Audit Scenario – Product Realization
By Lynn Clyde, BRC Quality Consultant
The following is a typical auditing scenario that might be found when auditing an ISO 9001:2008 quality management system for clause 7.1 Planning of product realization. Read the scenario to determine if you think it would be conforming or nonconforming, then read the answer and explanation.
Support Information – ISO 9001:2008 Clause 7.1
The organization shall plan and develop the processes needed for product realization. Planning of product realization shall be consistent with the requirements of the other processes of the quality management system (see 4.1).

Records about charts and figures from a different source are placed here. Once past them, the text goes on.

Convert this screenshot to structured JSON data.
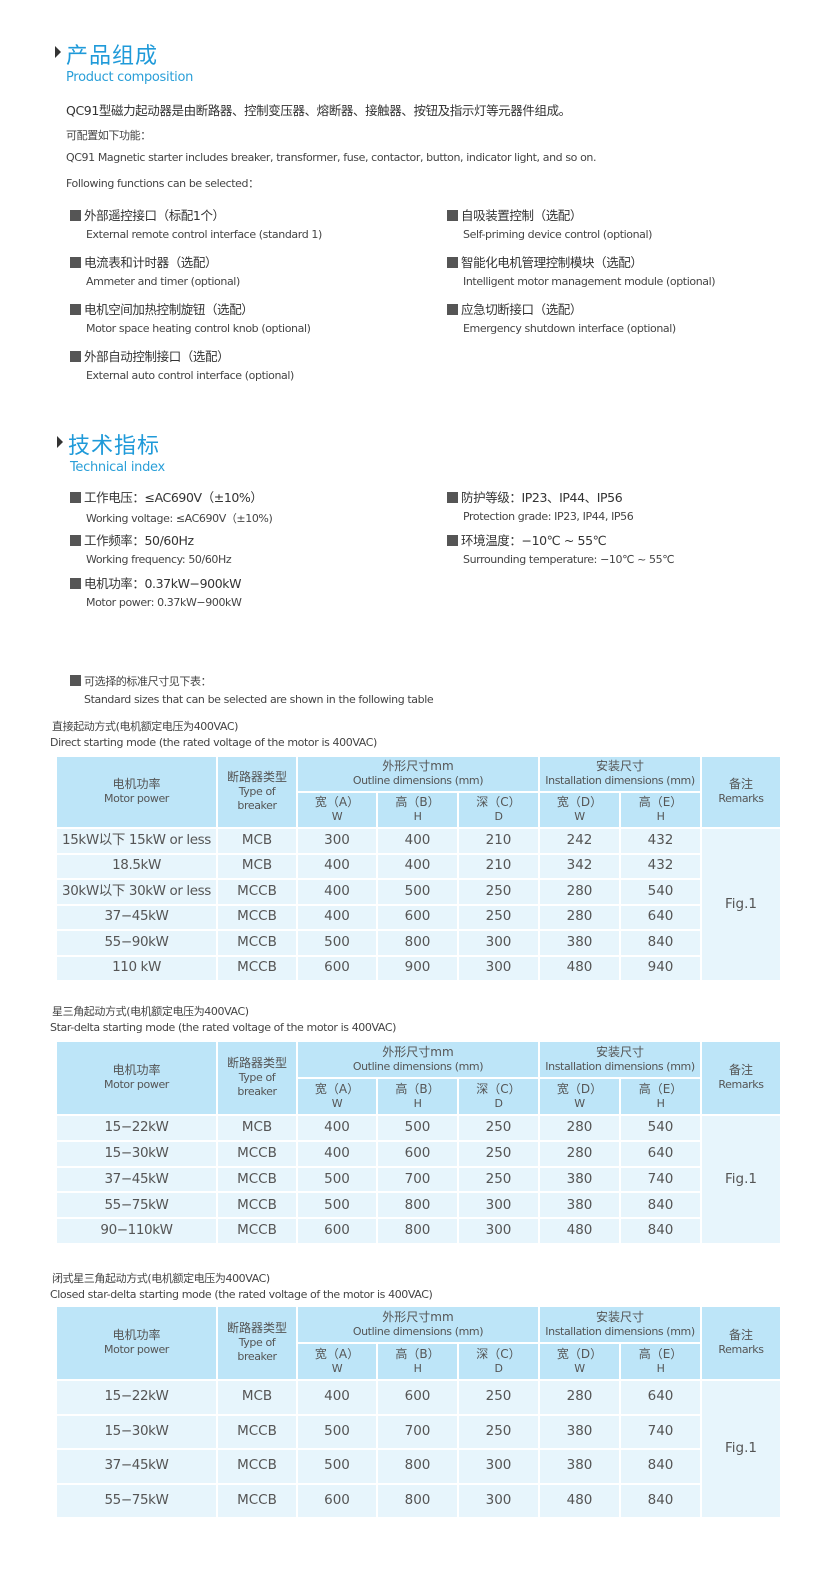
{
  "composition": {
    "title_cn": "产品组成",
    "title_en": "Product composition",
    "intro_cn": "QC91型磁力起动器是由断路器、控制变压器、熔断器、接触器、按钮及指示灯等元器件组成。",
    "config_cn": "可配置如下功能：",
    "intro_en": "QC91 Magnetic starter includes breaker, transformer, fuse, contactor, button, indicator light, and so on.",
    "config_en": "Following functions can be selected：",
    "left": [
      {
        "cn": "外部遥控接口（标配1个）",
        "en": "External remote control interface (standard 1)"
      },
      {
        "cn": "电流表和计时器（选配）",
        "en": "Ammeter and timer (optional)"
      },
      {
        "cn": "电机空间加热控制旋钮（选配）",
        "en": "Motor space heating control knob (optional)"
      },
      {
        "cn": "外部自动控制接口（选配）",
        "en": "External auto control interface (optional)"
      }
    ],
    "right": [
      {
        "cn": "自吸装置控制（选配）",
        "en": "Self-priming device control (optional)"
      },
      {
        "cn": "智能化电机管理控制模块（选配）",
        "en": "Intelligent motor management module (optional)"
      },
      {
        "cn": "应急切断接口（选配）",
        "en": "Emergency shutdown interface (optional)"
      }
    ]
  },
  "technical": {
    "title_cn": "技术指标",
    "title_en": "Technical index",
    "left": [
      {
        "cn": "工作电压：≤AC690V（±10%）",
        "en": "Working voltage: ≤AC690V（±10%)"
      },
      {
        "cn": "工作频率：50/60Hz",
        "en": "Working frequency: 50/60Hz"
      },
      {
        "cn": "电机功率：0.37kW−900kW",
        "en": "Motor power: 0.37kW−900kW"
      }
    ],
    "right": [
      {
        "cn": "防护等级：IP23、IP44、IP56",
        "en": "Protection grade: IP23, IP44, IP56"
      },
      {
        "cn": "环境温度：−10℃ ~ 55℃",
        "en": "Surrounding temperature: −10℃ ~ 55℃"
      }
    ],
    "sizes_cn": "可选择的标准尺寸见下表：",
    "sizes_en": "Standard sizes that can be selected are shown in the following table"
  },
  "header": {
    "power_cn": "电机功率",
    "power_en": "Motor power",
    "breaker_cn": "断路器类型",
    "breaker_en": "Type of breaker",
    "outline_cn": "外形尺寸mm",
    "outline_en": "Outline dimensions (mm)",
    "install_cn": "安装尺寸",
    "install_en": "Installation dimensions (mm)",
    "remarks_cn": "备注",
    "remarks_en": "Remarks",
    "sub": [
      [
        "宽（A）",
        "W"
      ],
      [
        "高（B）",
        "H"
      ],
      [
        "深（C）",
        "D"
      ],
      [
        "宽（D）",
        "W"
      ],
      [
        "高（E）",
        "H"
      ]
    ]
  },
  "tables": [
    {
      "caption_cn": "直接起动方式(电机额定电压为400VAC)",
      "caption_en": "Direct starting mode (the rated voltage of the motor is 400VAC)",
      "remark": "Fig.1",
      "rows": [
        [
          "15kW以下 15kW or less",
          "MCB",
          "300",
          "400",
          "210",
          "242",
          "432"
        ],
        [
          "18.5kW",
          "MCB",
          "400",
          "400",
          "210",
          "342",
          "432"
        ],
        [
          "30kW以下 30kW or less",
          "MCCB",
          "400",
          "500",
          "250",
          "280",
          "540"
        ],
        [
          "37−45kW",
          "MCCB",
          "400",
          "600",
          "250",
          "280",
          "640"
        ],
        [
          "55−90kW",
          "MCCB",
          "500",
          "800",
          "300",
          "380",
          "840"
        ],
        [
          "110 kW",
          "MCCB",
          "600",
          "900",
          "300",
          "480",
          "940"
        ]
      ]
    },
    {
      "caption_cn": "星三角起动方式(电机额定电压为400VAC)",
      "caption_en": "Star-delta starting mode (the rated voltage of the motor is 400VAC)",
      "remark": "Fig.1",
      "rows": [
        [
          "15−22kW",
          "MCB",
          "400",
          "500",
          "250",
          "280",
          "540"
        ],
        [
          "15−30kW",
          "MCCB",
          "400",
          "600",
          "250",
          "280",
          "640"
        ],
        [
          "37−45kW",
          "MCCB",
          "500",
          "700",
          "250",
          "380",
          "740"
        ],
        [
          "55−75kW",
          "MCCB",
          "500",
          "800",
          "300",
          "380",
          "840"
        ],
        [
          "90−110kW",
          "MCCB",
          "600",
          "800",
          "300",
          "480",
          "840"
        ]
      ]
    },
    {
      "caption_cn": "闭式星三角起动方式(电机额定电压为400VAC)",
      "caption_en": "Closed star-delta starting mode (the rated voltage of the motor is 400VAC)",
      "remark": "Fig.1",
      "rows": [
        [
          "15−22kW",
          "MCB",
          "400",
          "600",
          "250",
          "280",
          "640"
        ],
        [
          "15−30kW",
          "MCCB",
          "500",
          "700",
          "250",
          "380",
          "740"
        ],
        [
          "37−45kW",
          "MCCB",
          "500",
          "800",
          "300",
          "380",
          "840"
        ],
        [
          "55−75kW",
          "MCCB",
          "600",
          "800",
          "300",
          "480",
          "840"
        ]
      ]
    }
  ],
  "colors": {
    "title": "#1f9ad9",
    "header_bg": "#bde5f8",
    "body_bg": "#e7f5fc"
  }
}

In planning product realization, the organization shall determine the following, as appropriate:
a) quality objectives and requirements for the product;
b) the need to establish processes and documents, and to provide resources specific to the product;
c) required verification, validation, monitoring, measurement, inspection and test activities specific to the product and the criteria for product acceptance;
d) records needed to provide evidence that the realization processes and resulting product meet requirements (see 4.2.4).

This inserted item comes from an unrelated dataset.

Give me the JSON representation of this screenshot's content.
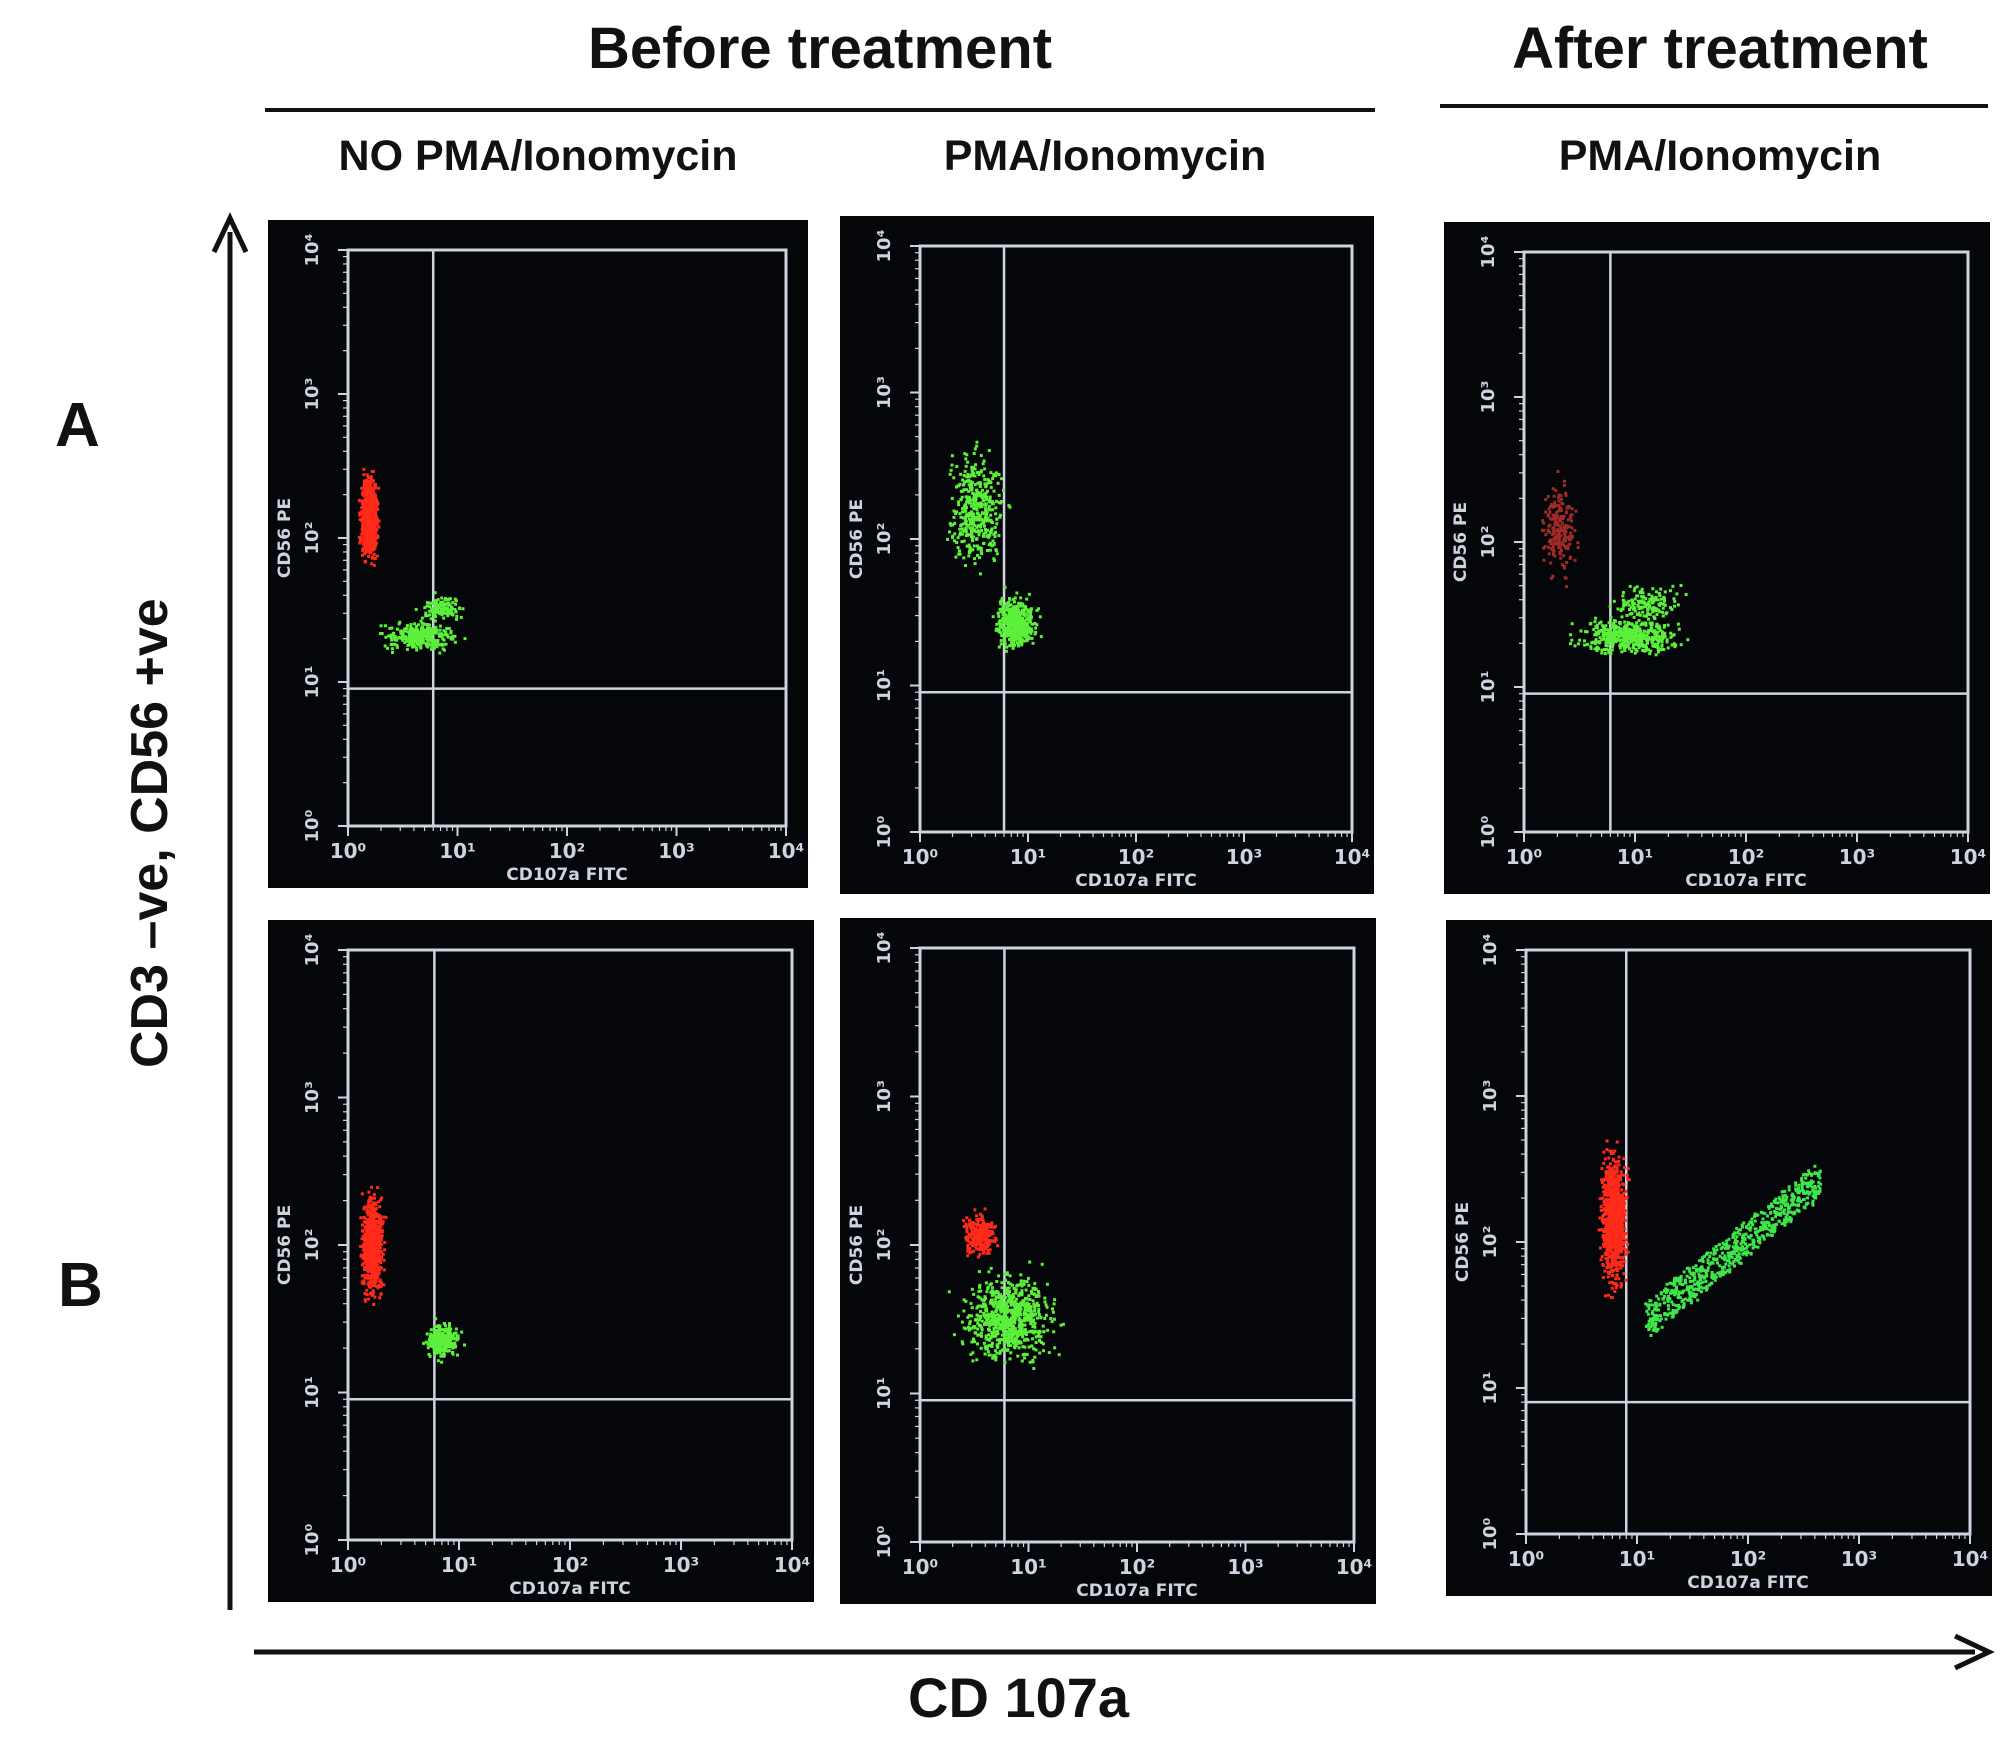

The output of this planning shall be in a form suitable for the organization’s method of operations.
NOTE 1 A document specifying the processes of the quality management system (including the product realization processes) and the resources to be applied to a specific product, project or contract can be referred to as a quality plan.
NOTE 2 The organization may also apply the requirements given in 7.3 to the development of product realization processes.

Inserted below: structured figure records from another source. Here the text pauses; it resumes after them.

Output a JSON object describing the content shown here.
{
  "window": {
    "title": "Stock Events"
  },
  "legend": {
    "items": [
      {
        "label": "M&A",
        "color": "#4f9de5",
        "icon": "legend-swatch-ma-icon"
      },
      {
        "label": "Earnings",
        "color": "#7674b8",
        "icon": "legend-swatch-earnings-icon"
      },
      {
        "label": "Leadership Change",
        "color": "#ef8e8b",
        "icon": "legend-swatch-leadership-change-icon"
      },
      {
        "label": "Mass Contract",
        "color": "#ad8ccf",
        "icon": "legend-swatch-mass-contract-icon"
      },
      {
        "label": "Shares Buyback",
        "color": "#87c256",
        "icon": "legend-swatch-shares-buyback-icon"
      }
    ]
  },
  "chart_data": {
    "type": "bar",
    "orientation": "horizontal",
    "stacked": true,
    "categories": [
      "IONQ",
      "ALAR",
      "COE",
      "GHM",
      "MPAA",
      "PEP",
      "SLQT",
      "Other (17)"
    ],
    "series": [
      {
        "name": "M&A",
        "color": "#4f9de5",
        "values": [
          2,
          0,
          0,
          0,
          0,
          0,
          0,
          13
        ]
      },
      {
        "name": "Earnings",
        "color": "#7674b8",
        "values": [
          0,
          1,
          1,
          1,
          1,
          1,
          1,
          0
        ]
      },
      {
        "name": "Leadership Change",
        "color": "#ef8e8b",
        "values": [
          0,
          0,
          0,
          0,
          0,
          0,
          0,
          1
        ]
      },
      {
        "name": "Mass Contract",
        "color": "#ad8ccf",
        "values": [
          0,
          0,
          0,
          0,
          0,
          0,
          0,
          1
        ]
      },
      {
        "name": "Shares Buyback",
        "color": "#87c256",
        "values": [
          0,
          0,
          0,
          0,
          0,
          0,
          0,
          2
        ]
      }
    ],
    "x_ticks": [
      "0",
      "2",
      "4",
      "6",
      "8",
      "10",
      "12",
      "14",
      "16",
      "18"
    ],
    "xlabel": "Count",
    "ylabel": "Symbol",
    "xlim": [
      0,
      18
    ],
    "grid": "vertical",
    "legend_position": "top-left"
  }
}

When interviewing the operations manager, the auditor asked to see information on production planning. Specifically, she wanted to see quality objectives for every product they made. The operations manager said that they developed quality objectives on a line by line basis but not for each product, although they did have a product specification document for each product. The auditor felt they should have objectives for each product.
The standard states that quality objectives and requirements for the product shall be determined “as appropriate”. This provides flexibility for the organization to set objectives as they see fit. Some companies do this on a product by product basis, on a product line basis, a project basis, or an overall business basis. The extent and type of planning that is done will be dependent upon many factors: size of the organization, complexity of the product and processes, quantity of the product produced, type of industry, regulations, education level of employees, etc.